6. März

Lebensüberdruss ist nie ein gutes Zeichen. Ganz sicher fehlt etwas in dem Menschen, der ihn hat, sei es körperlich oder geistig. Er befindet sich entweder nicht in einer nahen, individuellen Verbindung mit Gott, die dieses Gefühl absolut ausschließt, oder er glaubt überhaupt nicht an Gott. Dann freilich ist zeitweiser Lebensüberdruss gerade bei geistig bedeutenden Menschen ganz natürlich. Denn sie können in ihrem eigenen Ich oder in der Gesellschaft gleichartiger Menschen oder in ihren eigenen Werken keine vollständige Befriedigung finden, und zwar umso weniger, je bedeutender sie sind.

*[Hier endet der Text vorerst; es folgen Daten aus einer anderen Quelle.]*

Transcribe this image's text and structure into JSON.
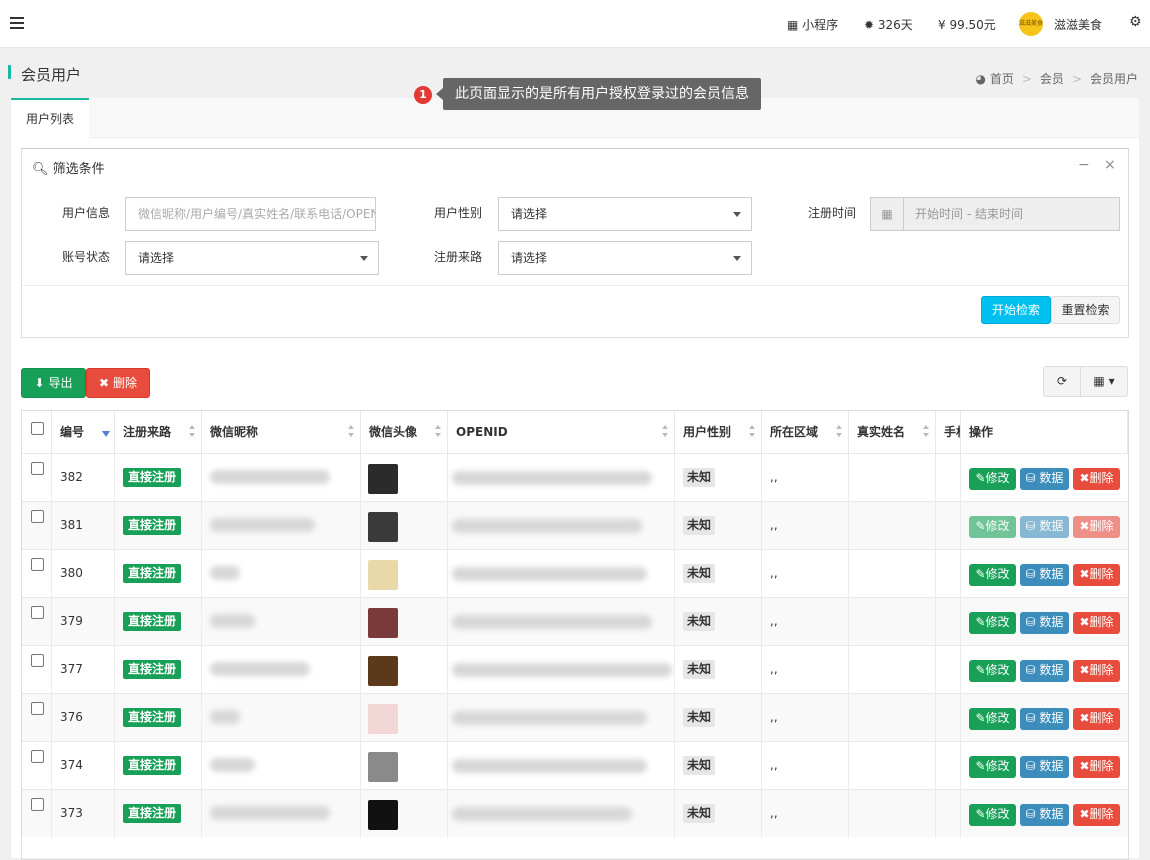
{
  "topbar": {
    "mini_program": "小程序",
    "days": "326天",
    "balance": "¥ 99.50元",
    "avatar_text": "滋滋美食",
    "shop_name": "滋滋美食"
  },
  "page": {
    "title": "会员用户",
    "breadcrumb": [
      "首页",
      "会员",
      "会员用户"
    ]
  },
  "tooltip": {
    "number": "1",
    "text": "此页面显示的是所有用户授权登录过的会员信息"
  },
  "tabs": [
    "用户列表"
  ],
  "filter": {
    "title": "筛选条件",
    "user_info_label": "用户信息",
    "user_info_placeholder": "微信昵称/用户编号/真实姓名/联系电话/OPENID",
    "gender_label": "用户性别",
    "gender_value": "请选择",
    "reg_time_label": "注册时间",
    "reg_time_placeholder": "开始时间 - 结束时间",
    "status_label": "账号状态",
    "status_value": "请选择",
    "source_label": "注册来路",
    "source_value": "请选择",
    "search_button": "开始检索",
    "reset_button": "重置检索"
  },
  "toolbar": {
    "export": "导出",
    "delete": "删除"
  },
  "table": {
    "columns": [
      "编号",
      "注册来路",
      "微信昵称",
      "微信头像",
      "OPENID",
      "用户性别",
      "所在区域",
      "真实姓名",
      "手机",
      "操作"
    ],
    "rows": [
      {
        "id": "382",
        "source": "直接注册",
        "gender": "未知",
        "region": ",,",
        "avatar_color": "#2b2b2b"
      },
      {
        "id": "381",
        "source": "直接注册",
        "gender": "未知",
        "region": ",,",
        "avatar_color": "#3a3a3a"
      },
      {
        "id": "380",
        "source": "直接注册",
        "gender": "未知",
        "region": ",,",
        "avatar_color": "#e9d9a8"
      },
      {
        "id": "379",
        "source": "直接注册",
        "gender": "未知",
        "region": ",,",
        "avatar_color": "#7a3a3a"
      },
      {
        "id": "377",
        "source": "直接注册",
        "gender": "未知",
        "region": ",,",
        "avatar_color": "#5a3a1a"
      },
      {
        "id": "376",
        "source": "直接注册",
        "gender": "未知",
        "region": ",,",
        "avatar_color": "#f3d6d6"
      },
      {
        "id": "374",
        "source": "直接注册",
        "gender": "未知",
        "region": ",,",
        "avatar_color": "#8a8a8a"
      },
      {
        "id": "373",
        "source": "直接注册",
        "gender": "未知",
        "region": ",,",
        "avatar_color": "#111111"
      }
    ],
    "actions": {
      "edit": "修改",
      "data": "数据",
      "delete": "删除"
    }
  }
}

Besonders das Alter eines solchen Menschen kann unmöglich ganz glücklich sein, und es ist mir in der Tat auch kein einziges Beispiel bekannt, in dem es nicht mit Melancholie, Zornmut oder Verbitterung verbunden war. Vorausgesetzt, dass man hinter die Kulissen blicken kann und nicht unbedingt an die »Biographien« glaubt, die das möglichst zu vertuschen pflegen.

(aus Carl Hilty: »Für schlaflose Nächte«, Leipzig/Frauenfeld 1908)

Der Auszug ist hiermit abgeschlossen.